Het hoort bij een discussie dat de deelnemers opinies ventileren. Persoon X zegt ‘a’, en persoon Y zegt: ‘maar ik vind b’. Persoon Z reageert met: ‘volgens mij is c juist’. X, Y en Z handhaven meestal de vrede, ondanks de verschillen. Maar het kan ook zijn dat ze zich in hun schuttersputjes ingraven. Zo veranderen talkshows een gesprek in een schurend debat.
Er is feitelijk een heel spectrum te tekenen, van minimale tot maximale stelligheid. Kijk maar hoe politici debatteren naar aanleiding van de vele crises die ons nu bezig houden. Maar ook op het terrein van de levensbeschouwing – religieus of niet – kiezen woordvoerders positie binnen dat stelligheidsspectrum.
Nu bestaat er, ondanks alle stelligheid, ook wel enige speelruimte. Het spel wordt niet altijd zo hard gespeeld. Nog verder denkend: zou het mogelijk zijn om het stelligheidspectrum te negeren? Door bijvoorbeeld louter verspiedend bezig te zijn? Of dat je bij enquêtes met ‘ja / nee / geen mening’ voor het laatste kiest. Of door twee tegenstrijdige standpunten te verdedigen? Kun je ‘onstellig’ zijn?
Leuke toevalligheid: ‘onstelligheid’ is eigen aan de spelende mens. Mijn definitie van spel is ‘het vermogen tegelijk twee perspectieven op de werkelijkheid te hanteren’. Dat gebeurt vaker dan je zou denken. We doen dat als we in beelden spreken. Of als we meegezogen worden door een film, een boek, kunst, theater, een bordspel, een sportwedstrijd. Of als we op een of andere manier gelovig zijn en zeggen dat er een andere werkelijkheid is dan de zichtbare.
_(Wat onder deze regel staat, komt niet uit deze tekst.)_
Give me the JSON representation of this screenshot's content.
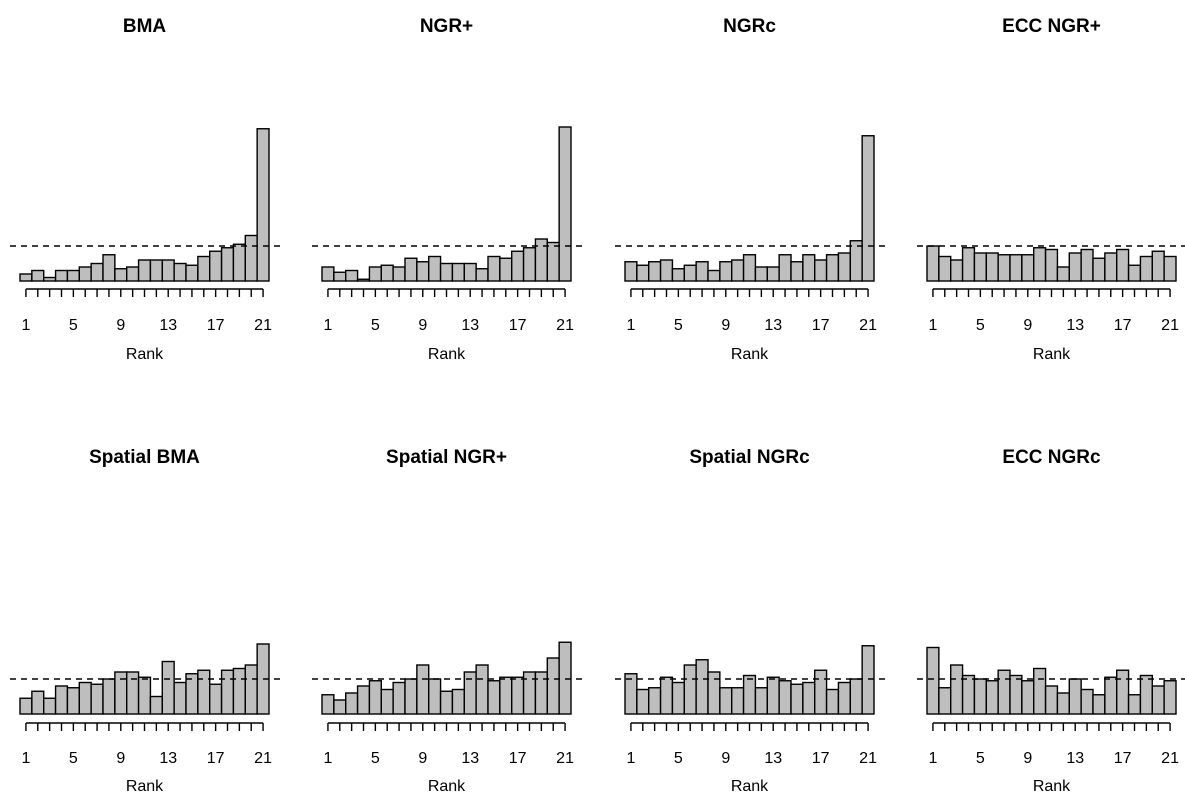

We kunnen nog een stap verder gaan. Ook al maak je je er niet echt populair mee (‘vlees noch vis’), ‘onstelligheid’ zou in de gepolariseerde samenleving heel heilzaam kunnen zijn. Dan kun je sympathie hebben voor de Oekraïners en toch pacifistische dingen zeggen. Of meedoen in een religieuze groep en tegelijk jezelf een soort atheïst voelen.